Schachecke
Eine gute Zeitung hat eine Schachecke, also jetzt auch der Falkenseer Kurier. Es wird berichtet vom königlichen Spiel, wo immer es etwas zu staunen gibt: In der Bundesliga, bei Kinderturnieren, in den Berliner Mannschaftsmeisterschaften und wenn taktische Blitze im Internet ausgetauscht werden.
Oder wenn in Bonn „Das Duell: Mensch gegen Maschine“ stattgefunden hat, so der großspurige Titel des Matches zwischen dem Weltmeister im klassischen Schach, Wladimir Kramnik, und dem Programmcode von Deep Fritz, einem Kind der Hamburger Softwareschmiede Chessbase. Vom 25. 11. bis zum 5. 12. spielten sie 6 Partien, und, was soll man sagen: Der Rechner gewann mit 4:2. Alle möglichen Medien berichteten, Zehntausende verfolgten die Partien im Internet und - gähnten. Kramnik, derzeit der beste Torwart im Schach (er verliert fast nie, gewinnt aber auch nur höchst selten), tauschte die Damen ab und rettete sich ein ums andere Mal in Remisendspiele.

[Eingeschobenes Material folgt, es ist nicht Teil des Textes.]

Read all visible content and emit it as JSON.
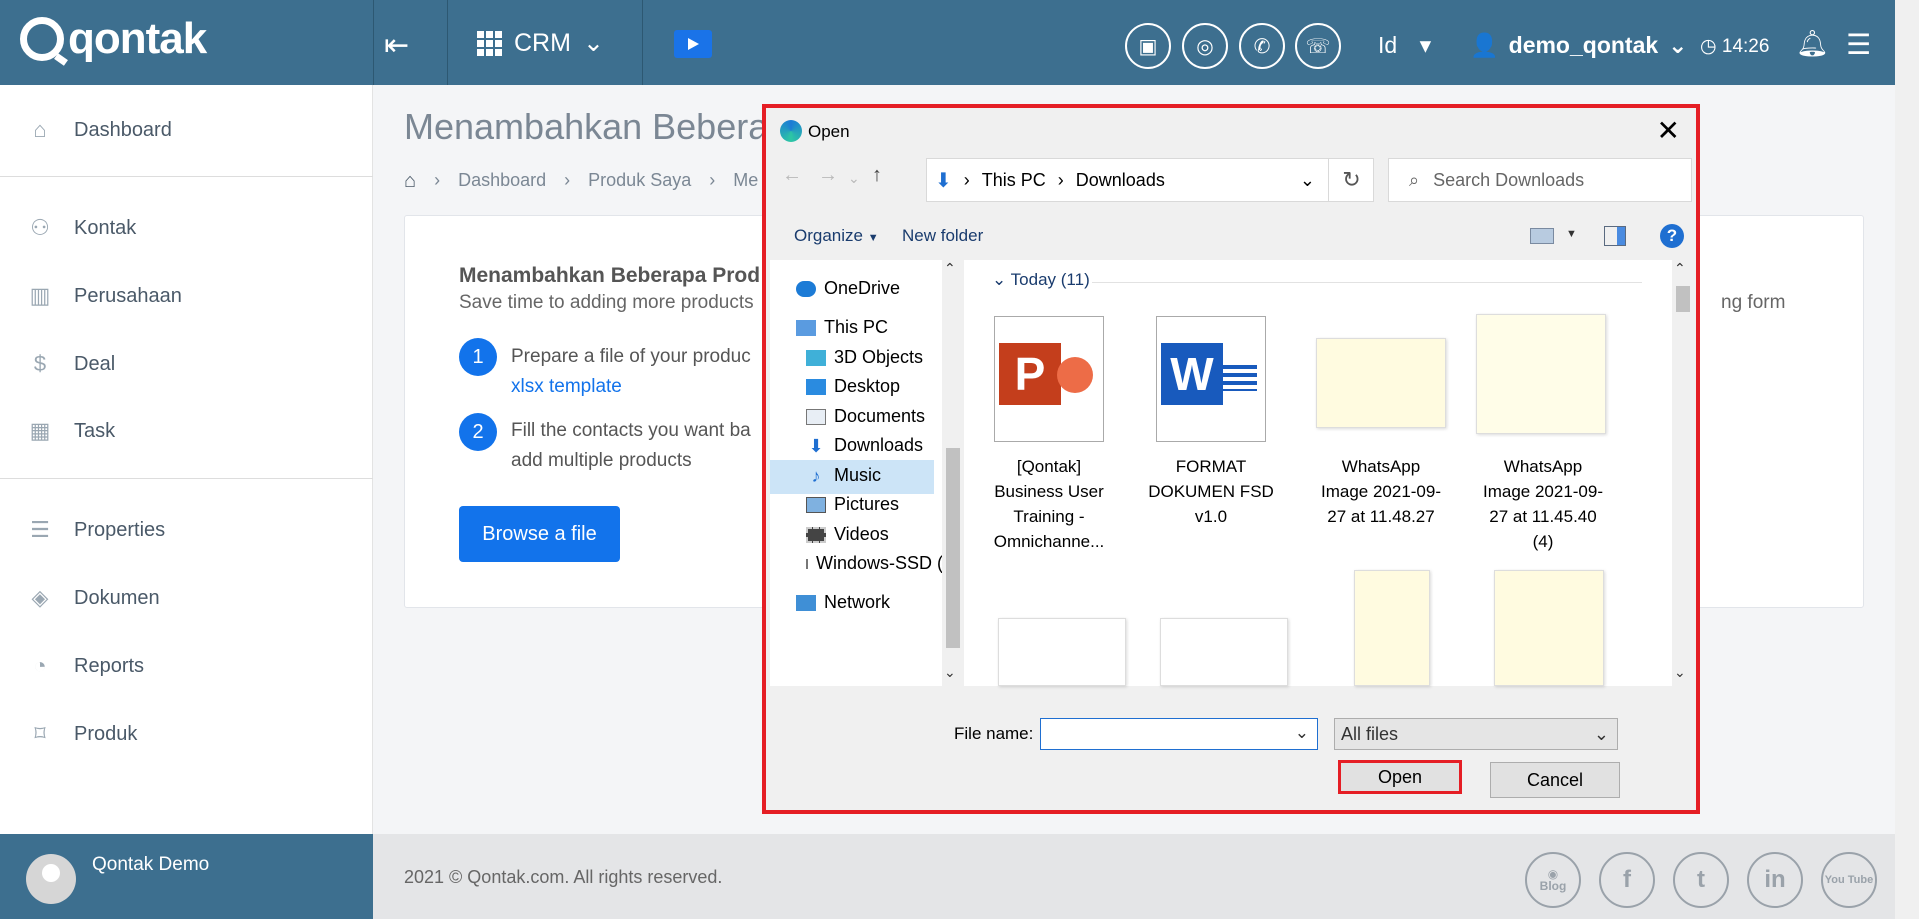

Wenn wir die letzte Partie außer Acht lassen, in der er sich ohne Widerstand zusammen schieben ließ, dann war nur die zweiten Begegnung von Interesse. Der 31-jährige Russe verstand es als Schwarzer, ein strategisch kompliziertes Spiel aufzuziehen, und nach 31 Zügen blieb das Elektronengehirn mit einem wertlosen Doppelbauer gegen eine mobile Bauernmehrheit am Damenflügel zurück.
Deep Fritz - Wladimir Kramnik, 27.11.06 (2. Wettkampfpartie)
1. d4 d5 2. c4 dxc4 3. e4 b5 4. a4 c6 5. Sc3 b4 6. Sa2 Sf6 7. e5 Sd5 8. Lxc4 e6 9. Sf3 a5 10. Lg5 Db6 11. Sc1 La6 12. De2 h6 13. Le3 Lxc4 14. Dxc4 Sd7 15. Sb3 Le7 16. Tc1 O-O 17. O-O Tfc8 18. De2 c5 19. Sfd2 Dc6 20. Dh5 Dxa4 Mutig! Kramnik holt sich einen Bauern, während der Königsflügel bedroht wird. Aber ... 21. Sxc5 Sxc5 22. dxc5 Sxe3! Durch diesen Zug wird der gefährliche Läufer abgetauscht und dem weißen ein wertlosen Doppelbauer verpasst. 23. fxe3 Lxc5 24. Dxf7+ Das sieht gefährlich aus, aber es ist nichts los. Kh8 25. Df3 Tf8 26. De4 Dd7 27. Sb3 Lb6 28. Tfd1 Df7 29. Tf1 Da7 30. Txf8+ Txf8 31. Sd4.
Und nun kommt der Beweis, warum Schachspielen gegen ein modernes Programm ungefähr so sinnvoll ist wie Wettlaufen gegen einen Ferrari: Man hat keine Chance mehr, selbst der Weltmeister nicht. Er rechnete sich eine Zugfolge aus, die zu einer strategisch gewonnenen Stellung führt: 31... a4 Bringt die Bauernmehrheit in Bewegung und will sich - in zwanzig Zügen vielleicht - eine zweite Dame holen. Ein guter Plan. 32. Sxe6 Lxe3+ 33. Kh1 Lxc1 34. Sxf8 Ein raffinierter indirekter Turmtausch. Jeder Abtausch bringt mich dem Endpielsieg näher, dachte er und zog, um auch noch die Damen loszuwerden: 34... De3 (siehe Diagramm). Weil jetzt Grundreihenmatt droht, kann Weiß nicht verhindern, dass Schwarz seine Bauern entscheidend voranbringt - der Springer steht weit weg und schafft es nie im Leben, die noch einzuholen. Kramnik muss so ähnlich spekuliert haben. Die Chronisten berichten, dass er aufstand und sich einen Kaffee holte. Ganz ruhig.
Er hatte bei aller strategischer Weitsicht jedoch eine klitzekleine Kleinigkeit übersehen (immerhin vor vier Zügen). Sehen Sie, was auf dem Bildschirm des Laptops erschien und wie Deep Fritz nachwies, dass Kramnik soeben einen der größten Patzer im Top-Level-Schach der letzten 150 Jahre gemacht hatte?